Tax can nevertheless also be used as a tool for gender empowerment, through affirmative action for example, as practiced in policies in certain parts of India; yet tax systems can reproduce gender inequalities. Gender biases in tax system can be explicit, with specific regulations that treat men and women differently, such as for property or assets which are exclusively linked to men in some parts of Africa, or implicit, such as differences in paid employment, women’s work in the unpaid care economy, and differences in consumption across gender. Participants appeared to concur; tax – through its governance, collection practices and impact - is an important aspect of women’s economic empowerment. One participant handed out leaflets in the form of 100 dollar American bills as we left, “in social justice we trust”.

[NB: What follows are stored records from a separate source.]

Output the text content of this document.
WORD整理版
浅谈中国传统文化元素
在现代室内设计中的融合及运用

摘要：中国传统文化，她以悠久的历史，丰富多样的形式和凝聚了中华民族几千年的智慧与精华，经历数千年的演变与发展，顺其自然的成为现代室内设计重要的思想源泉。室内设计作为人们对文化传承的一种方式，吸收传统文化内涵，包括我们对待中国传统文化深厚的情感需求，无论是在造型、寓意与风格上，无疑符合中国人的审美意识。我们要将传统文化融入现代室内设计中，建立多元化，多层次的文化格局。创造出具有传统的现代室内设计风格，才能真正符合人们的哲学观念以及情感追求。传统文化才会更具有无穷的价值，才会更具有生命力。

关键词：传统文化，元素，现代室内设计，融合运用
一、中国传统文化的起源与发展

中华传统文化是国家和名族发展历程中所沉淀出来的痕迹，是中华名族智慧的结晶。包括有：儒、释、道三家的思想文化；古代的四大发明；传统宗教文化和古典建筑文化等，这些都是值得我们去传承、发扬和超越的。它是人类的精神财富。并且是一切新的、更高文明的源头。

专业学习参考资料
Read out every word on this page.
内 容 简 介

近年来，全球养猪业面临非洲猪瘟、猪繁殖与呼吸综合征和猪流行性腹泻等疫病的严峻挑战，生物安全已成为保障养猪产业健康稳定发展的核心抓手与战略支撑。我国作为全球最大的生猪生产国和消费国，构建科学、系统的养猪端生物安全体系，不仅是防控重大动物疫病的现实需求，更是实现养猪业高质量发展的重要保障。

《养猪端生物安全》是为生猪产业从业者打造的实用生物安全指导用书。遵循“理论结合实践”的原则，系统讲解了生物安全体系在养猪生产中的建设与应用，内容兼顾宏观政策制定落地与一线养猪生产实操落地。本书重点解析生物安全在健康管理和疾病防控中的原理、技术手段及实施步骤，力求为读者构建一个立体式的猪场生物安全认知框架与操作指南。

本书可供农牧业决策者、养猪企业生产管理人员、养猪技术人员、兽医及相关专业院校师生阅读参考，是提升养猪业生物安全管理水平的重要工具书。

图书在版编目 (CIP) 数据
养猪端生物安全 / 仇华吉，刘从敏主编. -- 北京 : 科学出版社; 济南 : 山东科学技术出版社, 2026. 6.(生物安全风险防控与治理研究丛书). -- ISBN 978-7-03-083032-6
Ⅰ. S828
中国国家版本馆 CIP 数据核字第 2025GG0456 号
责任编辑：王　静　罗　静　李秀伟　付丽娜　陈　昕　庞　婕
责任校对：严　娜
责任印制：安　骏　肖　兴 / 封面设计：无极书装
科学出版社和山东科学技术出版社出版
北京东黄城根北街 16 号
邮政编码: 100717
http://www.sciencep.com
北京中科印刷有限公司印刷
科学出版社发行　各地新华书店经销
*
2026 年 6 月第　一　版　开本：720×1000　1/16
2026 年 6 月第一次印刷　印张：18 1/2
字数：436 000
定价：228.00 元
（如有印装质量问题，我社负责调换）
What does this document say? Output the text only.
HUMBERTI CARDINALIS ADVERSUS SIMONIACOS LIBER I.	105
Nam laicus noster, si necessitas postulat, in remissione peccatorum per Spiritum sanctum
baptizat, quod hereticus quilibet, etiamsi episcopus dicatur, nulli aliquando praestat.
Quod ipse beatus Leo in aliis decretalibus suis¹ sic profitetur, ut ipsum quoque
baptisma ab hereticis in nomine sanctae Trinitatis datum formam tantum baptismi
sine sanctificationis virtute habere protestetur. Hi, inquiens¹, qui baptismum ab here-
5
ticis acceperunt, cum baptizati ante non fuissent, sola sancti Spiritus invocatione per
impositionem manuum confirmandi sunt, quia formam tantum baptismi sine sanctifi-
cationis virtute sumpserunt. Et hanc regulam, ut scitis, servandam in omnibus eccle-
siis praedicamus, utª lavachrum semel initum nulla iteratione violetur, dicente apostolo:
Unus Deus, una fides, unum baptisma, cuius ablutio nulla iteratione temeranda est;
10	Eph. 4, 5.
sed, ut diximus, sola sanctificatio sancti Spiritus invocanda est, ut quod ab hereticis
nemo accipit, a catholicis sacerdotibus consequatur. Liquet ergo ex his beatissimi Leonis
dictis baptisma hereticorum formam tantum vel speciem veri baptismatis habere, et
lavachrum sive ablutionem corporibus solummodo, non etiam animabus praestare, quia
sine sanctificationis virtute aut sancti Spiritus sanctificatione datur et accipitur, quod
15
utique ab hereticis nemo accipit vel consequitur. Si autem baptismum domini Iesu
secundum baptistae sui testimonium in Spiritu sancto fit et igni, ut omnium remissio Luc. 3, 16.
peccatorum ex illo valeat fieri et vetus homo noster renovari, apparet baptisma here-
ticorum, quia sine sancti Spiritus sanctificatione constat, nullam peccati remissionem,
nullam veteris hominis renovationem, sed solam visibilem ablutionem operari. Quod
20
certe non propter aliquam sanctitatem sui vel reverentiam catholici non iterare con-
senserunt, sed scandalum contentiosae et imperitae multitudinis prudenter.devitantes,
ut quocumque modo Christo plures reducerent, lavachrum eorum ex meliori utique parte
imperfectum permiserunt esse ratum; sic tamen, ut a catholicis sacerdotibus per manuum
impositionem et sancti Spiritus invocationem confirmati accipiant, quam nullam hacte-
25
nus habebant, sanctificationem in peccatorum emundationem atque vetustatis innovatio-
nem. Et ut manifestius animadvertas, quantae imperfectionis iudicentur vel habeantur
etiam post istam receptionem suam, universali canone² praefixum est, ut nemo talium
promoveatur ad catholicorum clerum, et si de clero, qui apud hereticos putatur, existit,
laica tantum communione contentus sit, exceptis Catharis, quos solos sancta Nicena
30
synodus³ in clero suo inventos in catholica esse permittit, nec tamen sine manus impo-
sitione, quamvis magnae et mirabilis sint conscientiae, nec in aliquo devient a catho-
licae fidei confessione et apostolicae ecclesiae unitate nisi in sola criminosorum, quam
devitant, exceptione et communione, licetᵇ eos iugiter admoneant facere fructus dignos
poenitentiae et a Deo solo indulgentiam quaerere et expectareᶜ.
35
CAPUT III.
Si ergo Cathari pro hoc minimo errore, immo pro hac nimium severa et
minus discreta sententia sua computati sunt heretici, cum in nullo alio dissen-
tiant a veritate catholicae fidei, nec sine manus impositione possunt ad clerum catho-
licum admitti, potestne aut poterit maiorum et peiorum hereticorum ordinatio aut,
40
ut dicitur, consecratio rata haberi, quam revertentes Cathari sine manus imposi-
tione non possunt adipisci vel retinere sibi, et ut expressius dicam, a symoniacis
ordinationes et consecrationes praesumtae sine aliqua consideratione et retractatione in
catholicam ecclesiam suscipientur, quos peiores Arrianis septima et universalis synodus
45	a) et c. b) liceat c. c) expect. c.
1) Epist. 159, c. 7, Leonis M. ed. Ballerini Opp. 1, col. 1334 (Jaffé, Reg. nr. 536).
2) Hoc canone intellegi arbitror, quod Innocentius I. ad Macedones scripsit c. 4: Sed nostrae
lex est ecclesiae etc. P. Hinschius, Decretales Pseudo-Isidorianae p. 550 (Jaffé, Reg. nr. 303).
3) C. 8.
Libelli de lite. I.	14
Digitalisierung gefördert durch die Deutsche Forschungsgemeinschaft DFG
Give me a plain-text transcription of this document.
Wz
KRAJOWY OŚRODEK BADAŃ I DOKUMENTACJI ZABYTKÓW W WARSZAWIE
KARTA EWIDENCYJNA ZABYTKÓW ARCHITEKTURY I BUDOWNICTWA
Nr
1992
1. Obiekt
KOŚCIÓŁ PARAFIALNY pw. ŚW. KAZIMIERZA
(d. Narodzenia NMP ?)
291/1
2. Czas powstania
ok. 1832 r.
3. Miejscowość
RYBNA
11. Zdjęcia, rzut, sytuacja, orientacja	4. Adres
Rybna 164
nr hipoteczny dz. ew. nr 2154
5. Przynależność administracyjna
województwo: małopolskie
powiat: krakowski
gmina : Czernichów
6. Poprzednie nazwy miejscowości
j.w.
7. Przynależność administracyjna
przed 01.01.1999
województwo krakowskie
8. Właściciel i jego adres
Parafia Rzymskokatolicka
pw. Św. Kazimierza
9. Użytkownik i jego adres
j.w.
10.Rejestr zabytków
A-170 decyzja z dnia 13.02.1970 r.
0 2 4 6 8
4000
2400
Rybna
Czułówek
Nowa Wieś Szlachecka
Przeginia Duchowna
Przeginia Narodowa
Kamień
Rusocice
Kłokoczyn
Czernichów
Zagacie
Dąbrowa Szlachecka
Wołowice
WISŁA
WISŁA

Afternoon workshops on ‘Women Transforming the Food System’ and ‘Gender-responsive Governance of Land’ provided additional insight, mostly from women engaged in agricultural activities, into the role of tax exemptions in perpetuating a wider trend of government initiatives to attract foreign investments onto land at the expense of local people. On this backdrop, the consistent failure of governments to engage women in local and national decision making structures appears to have led many women engaged in food production to question the basis of the social contract, or at least to push for a renegotiation of key terms. These key terms include the very notion of productivity and ‘capital’ and feed into core debates about the care economy.

Mwanahamis Salimu, Campaigns and Advocacy Officer for Economic Justice for Oxfam Tanzania, and part of a cohort of women “dressed in purple symbolising women’s struggles and also life”, stressed the need to not just convince the government of the important contribution that women make to the economy through their role as both feeders and carers, but also to convince women themselves. As part of their local campaign work for the ‘GROW’ campaign they have been asking households to fill in a questionnaire asking ‘how much do women produce?’, and ‘what challenges do they face?’ The aim, applauded by participants at the workshop, is to bring the debate from the Forum into the family sphere.

Maria Mateo, a Guatemalan Mayan activist and founder of an alliance for rural women, stressed the need to move beyond a “system of exchange” economic model and develop a more wholesome concept of economy and economic citizenship. Anjela Miles from the International Feminist Network for the Gift Economy echoed this vision, calling for a shift towards “production for use and not exchange” and for an economy that is organised “in connection with our society and spirituality”. It is not a question of sustaining growth, she said, but of “sustaining life”.

Maria’s inspiring comments took me back to Gita’s impassioned speech earlier in the day, and in particular to her repetition of the word “blackmail”: we mustn’t accept “blackmail” from multinational corporations. Women must stay active in the countryside, at the heart of food security. To echo the words of Maria, “if women cannot be here then they will be nowhere. Economic development needs to happen here, as the multinationals know all too well!” Yet what such development looks like, and how it is practised still appears “up for grabs”. A key challenge women face is persuading policy makers to visit projects on the ground, and to encourage women to take up positions in local governance. In Nepal more than 75% women are engaged in agriculture and contribute more than 60% of total economy. Out of 8,150 civil personnel in agriculture sector, only 6% are women.

More equitable tax systems, a definition of productivity that is able to sustain the diverse contributions of women and women’s leadership: it seems that a renegotiation of the social contract is overdue,  and it is time that states listened to women working on the ground to develop a new and more aspirational model of economic citizen. As I heard three different people say at various points in the day, “economics is not rocket science”. It is therefore time to direct economic analysis and policy making away from the ether and towards the efforts of grass-roots women on the ground. Women all over the world are tackling the “blackmail” of multinational corporations and showing the world that investing in women’s rights means investing in a transformed system and the sustenance of life.